GLib's Unicode normalization methods strongly rely on heap allocations to perform the normalization.

libunistring's normalization methods don't allocate themselves the output buffer, and thus, even stack-allocated memory can be used to perform the normalization:
http://www.gnu.org/software/libunistring/manual/libunistring.html#Normalization-of-strings

Thus, linking to libunistring to perform Unicode normalizations could really improve the performance of the parsing operations.

Also:
 * A full-text normalization instead of a word-by-word one could be done.
 * Same approach of using libunistring could be applied for casefold-ing done just before normalization.

Note: instead of libunistring, libicu is also probably a good choice:
http://bugs.icu-project.org/trac/browser/icu/trunk/source/common/unicode/unorm2.h

Comment 1 Aleksander Morgado 2010-05-11 12:41:32 UTC

This issue is now addressed in the "parser-unicode-libs-review" branch in gnome git.

Both libunistring and libicu choices are given.

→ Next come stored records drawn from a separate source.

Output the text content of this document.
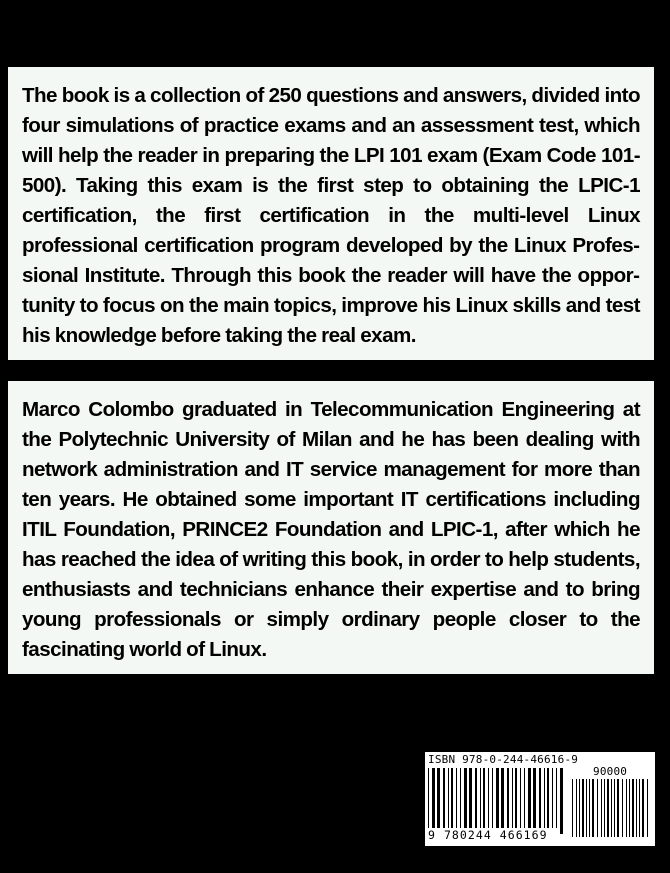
The book is a collection of 250 questions and answers, divided into four simulations of practice exams and an assessment test, which will help the reader in preparing the LPI 101 exam (Exam Code 101-500). Taking this exam is the first step to obtaining the LPIC-1 certification, the first certification in the multi-level Linux professional certification program developed by the Linux Professional Institute. Through this book the reader will have the opportunity to focus on the main topics, improve his Linux skills and test his knowledge before taking the real exam.

Marco Colombo graduated in Telecommunication Engineering at the Polytechnic University of Milan and he has been dealing with network administration and IT service management for more than ten years. He obtained some important IT certifications including ITIL Foundation, PRINCE2 Foundation and LPIC-1, after which he has reached the idea of writing this book, in order to help students, enthusiasts and technicians enhance their expertise and to bring young professionals or simply ordinary people closer to the fascinating world of Linux.

ISBN 978-0-244-46616-9
90000
9 780244 466169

Comment 2 Martyn Russell 2010-05-17 13:33:49 UTC

Moving "Indexer" component bugs to "General" since "Indexer" refers to the old 0.6 architecture

Comment 3 Martyn Russell 2010-05-20 17:02:15 UTC

This problem has been fixed in the development version. The fix will be available in the next major software release. Thank you for your bug report.